With prices rising for steel goods in the City, the Guardian Council would have to consider carefully just how much Spice they could possibly withhold before it tipped the scale.
I wondered if the Smith felt compelled to make another journey to the City to acquire Spice under cover of his Guardian persona in order to keep his business afloat...
... but I wouldn't get any information on that account first-hand; the Smith sent the occasional message to my brother, but he never came to our house these days.
Someone else came instead... and I was little prepared to receive this particular visitor.

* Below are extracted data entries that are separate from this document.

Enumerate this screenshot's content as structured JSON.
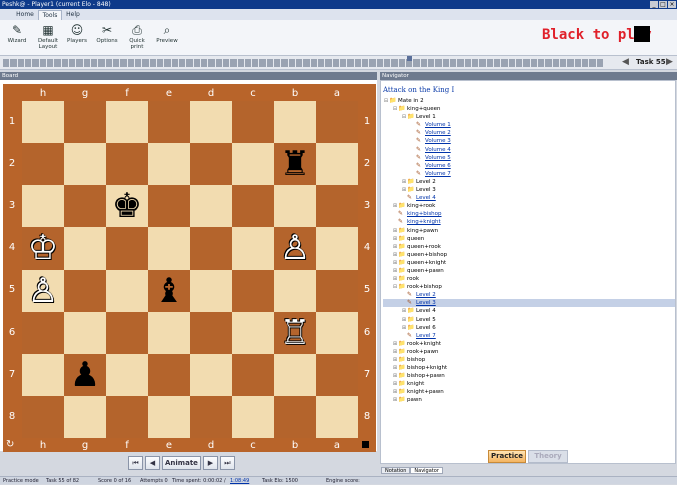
{
  "window": {
    "title": "Peshk@ - Player1 (current Elo - 848)"
  },
  "ribbon_tabs": [
    "Home",
    "Tools",
    "Help"
  ],
  "ribbon_buttons": [
    {
      "label": "Wizard",
      "icon": "wizard-icon"
    },
    {
      "label": "Default Layout",
      "icon": "default-layout-icon"
    },
    {
      "label": "Players",
      "icon": "players-icon"
    },
    {
      "label": "Options",
      "icon": "options-icon"
    },
    {
      "label": "Quick print",
      "icon": "quick-print-icon"
    },
    {
      "label": "Preview",
      "icon": "preview-icon"
    }
  ],
  "to_move": {
    "text": "Black to play",
    "color": "#000000"
  },
  "task": {
    "label": "Task 55"
  },
  "board": {
    "panel_title": "Board",
    "files": [
      "h",
      "g",
      "f",
      "e",
      "d",
      "c",
      "b",
      "a"
    ],
    "ranks": [
      "1",
      "2",
      "3",
      "4",
      "5",
      "6",
      "7",
      "8"
    ],
    "pieces": [
      {
        "square": "b2",
        "type": "rook",
        "color": "black",
        "glyph": "♜"
      },
      {
        "square": "f3",
        "type": "king",
        "color": "black",
        "glyph": "♚"
      },
      {
        "square": "h4",
        "type": "king",
        "color": "white",
        "glyph": "♔"
      },
      {
        "square": "b4",
        "type": "pawn",
        "color": "white",
        "glyph": "♙"
      },
      {
        "square": "h5",
        "type": "pawn",
        "color": "white",
        "glyph": "♙"
      },
      {
        "square": "e5",
        "type": "bishop",
        "color": "black",
        "glyph": "♝"
      },
      {
        "square": "b6",
        "type": "rook",
        "color": "white",
        "glyph": "♖"
      },
      {
        "square": "g7",
        "type": "pawn",
        "color": "black",
        "glyph": "♟"
      }
    ],
    "light_color": "#f2dcb0",
    "dark_color": "#b4642c",
    "controls": {
      "first": "⏮",
      "prev": "◀",
      "animate": "Animate",
      "next": "▶",
      "last": "⏭"
    }
  },
  "navigator": {
    "panel_title": "Navigator",
    "title": "Attack on the King I",
    "tree": [
      {
        "label": "Mate in 2",
        "depth": 0,
        "expander": "⊟",
        "icon": "folder"
      },
      {
        "label": "king+queen",
        "depth": 1,
        "expander": "⊟",
        "icon": "folder"
      },
      {
        "label": "Level 1",
        "depth": 2,
        "expander": "⊟",
        "icon": "folder"
      },
      {
        "label": "Volume 1",
        "depth": 3,
        "expander": "",
        "icon": "task",
        "link": true
      },
      {
        "label": "Volume 2",
        "depth": 3,
        "expander": "",
        "icon": "task",
        "link": true
      },
      {
        "label": "Volume 3",
        "depth": 3,
        "expander": "",
        "icon": "task",
        "link": true
      },
      {
        "label": "Volume 4",
        "depth": 3,
        "expander": "",
        "icon": "task",
        "link": true
      },
      {
        "label": "Volume 5",
        "depth": 3,
        "expander": "",
        "icon": "task",
        "link": true
      },
      {
        "label": "Volume 6",
        "depth": 3,
        "expander": "",
        "icon": "task",
        "link": true
      },
      {
        "label": "Volume 7",
        "depth": 3,
        "expander": "",
        "icon": "task",
        "link": true
      },
      {
        "label": "Level 2",
        "depth": 2,
        "expander": "⊞",
        "icon": "folder"
      },
      {
        "label": "Level 3",
        "depth": 2,
        "expander": "⊞",
        "icon": "folder"
      },
      {
        "label": "Level 4",
        "depth": 2,
        "expander": "",
        "icon": "task",
        "link": true
      },
      {
        "label": "king+rook",
        "depth": 1,
        "expander": "⊞",
        "icon": "folder"
      },
      {
        "label": "king+bishop",
        "depth": 1,
        "expander": "",
        "icon": "task",
        "link": true
      },
      {
        "label": "king+knight",
        "depth": 1,
        "expander": "",
        "icon": "task",
        "link": true
      },
      {
        "label": "king+pawn",
        "depth": 1,
        "expander": "⊞",
        "icon": "folder"
      },
      {
        "label": "queen",
        "depth": 1,
        "expander": "⊞",
        "icon": "folder"
      },
      {
        "label": "queen+rook",
        "depth": 1,
        "expander": "⊞",
        "icon": "folder"
      },
      {
        "label": "queen+bishop",
        "depth": 1,
        "expander": "⊞",
        "icon": "folder"
      },
      {
        "label": "queen+knight",
        "depth": 1,
        "expander": "⊞",
        "icon": "folder"
      },
      {
        "label": "queen+pawn",
        "depth": 1,
        "expander": "⊞",
        "icon": "folder"
      },
      {
        "label": "rook",
        "depth": 1,
        "expander": "⊞",
        "icon": "folder"
      },
      {
        "label": "rook+bishop",
        "depth": 1,
        "expander": "⊟",
        "icon": "folder"
      },
      {
        "label": "Level 2",
        "depth": 2,
        "expander": "",
        "icon": "task",
        "link": true
      },
      {
        "label": "Level 3",
        "depth": 2,
        "expander": "",
        "icon": "task",
        "link": true,
        "selected": true
      },
      {
        "label": "Level 4",
        "depth": 2,
        "expander": "⊞",
        "icon": "folder"
      },
      {
        "label": "Level 5",
        "depth": 2,
        "expander": "⊞",
        "icon": "folder"
      },
      {
        "label": "Level 6",
        "depth": 2,
        "expander": "⊞",
        "icon": "folder"
      },
      {
        "label": "Level 7",
        "depth": 2,
        "expander": "",
        "icon": "task",
        "link": true
      },
      {
        "label": "rook+knight",
        "depth": 1,
        "expander": "⊞",
        "icon": "folder"
      },
      {
        "label": "rook+pawn",
        "depth": 1,
        "expander": "⊞",
        "icon": "folder"
      },
      {
        "label": "bishop",
        "depth": 1,
        "expander": "⊞",
        "icon": "folder"
      },
      {
        "label": "bishop+knight",
        "depth": 1,
        "expander": "⊞",
        "icon": "folder"
      },
      {
        "label": "bishop+pawn",
        "depth": 1,
        "expander": "⊞",
        "icon": "folder"
      },
      {
        "label": "knight",
        "depth": 1,
        "expander": "⊞",
        "icon": "folder"
      },
      {
        "label": "knight+pawn",
        "depth": 1,
        "expander": "⊞",
        "icon": "folder"
      },
      {
        "label": "pawn",
        "depth": 1,
        "expander": "⊞",
        "icon": "folder"
      }
    ],
    "practice_label": "Practice",
    "theory_label": "Theory",
    "bottom_tabs": [
      "Notation",
      "Navigator"
    ]
  },
  "status": {
    "mode": "Practice mode",
    "task": "Task 55 of 82",
    "score": "Score 0 of 16",
    "attempts": "Attempts 0",
    "time": "Time spent: 0:00:02 /",
    "time_link": "1:08:49",
    "elo": "Task Elo: 1500",
    "engine": "Engine score:"
  },
  "colors": {
    "accent": "#e0202a",
    "practice": "#f4b460"
  }
}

It was the Master of Divination.
In all the time we had lived there, I had never known her to enter the Guardian Settlement. She came by coach, and her Miner coachman announced her to me.
My brother was upstairs, sleeping. He had a relapse and was suffering from bouts of a slight fever; it didn't seem to be caused by actual swamp fever, but might simply be owed to his weakened state. Other than willow bark, and a tonic the healer had given him to strengthen his heart, little else than bed rest seemed to be required—or working, for that matter.
"To what do I owe the honour?" I asked with a hint of sarcasm as I stood to the side of the door to let her in. There was no disguising that little love was lost between the two of us.
She entered our front room with the self-assurance of a potentate, chose the best chair, and sat, comporting herself as if holding court. It struck me anew that, while the City had a Council sharing their powers, the Miners had one secret leader. The Master who both divined and remembered all names held a wealth of influence within her Tribe inconceivable by us Guardians.
"I have come to warn you," she said gravely.
"Oh?" was all I replied.
"To warn you not to abuse your knowledge about my son—"
"Why would I do such a thing," I said, feigning ignorance.
"—or I shall use mine against you," she continued.
My heart was in my mouth, but my voice was steady as I said, "And what would that be, pray?"
"The knowledge that you are shielding a murderer." There was a hint of a smile on her face. "And I have reason to believe that I know who—and what—he is."
"And how, if I may ask, have you come by this—alleged—knowledge?" I kept my hands—fingers twisted together—behind my back to prevent her from seeing how they shook. Had he been talking to his mother about seeing me with a man by the roadside the morning the body was discovered?
She still had that tight-lipped smile on her face as she replied, "My son told me nothing... Never forget what I am!" With her final words she rose and went to the door and out, without gracing me by another look.
It was at the height of winter that I woke with a strange feeling...
There had been a storm that night, coming from the north. It had blown through the small gaps in the window frames and rattled the shutters throughout the night. Now, in the pale light of a winter morning, all was quiet. Too quiet.
... there was a feeling of absence about the house that made my heart sink.
Slowly I got up, and with faltering steps I went out of my bedroom and crossed the corridor. I knocked at my brother's door, then knocked again. No answer came.
When I opened it the sense of absence overwhelmed me. I rushed to his bedside, and when I saw his pale, still face I knew.
His eyes were closed, and his face was relaxed. There were no traces of pain in it.
His heart had given out, and he had died in his sleep.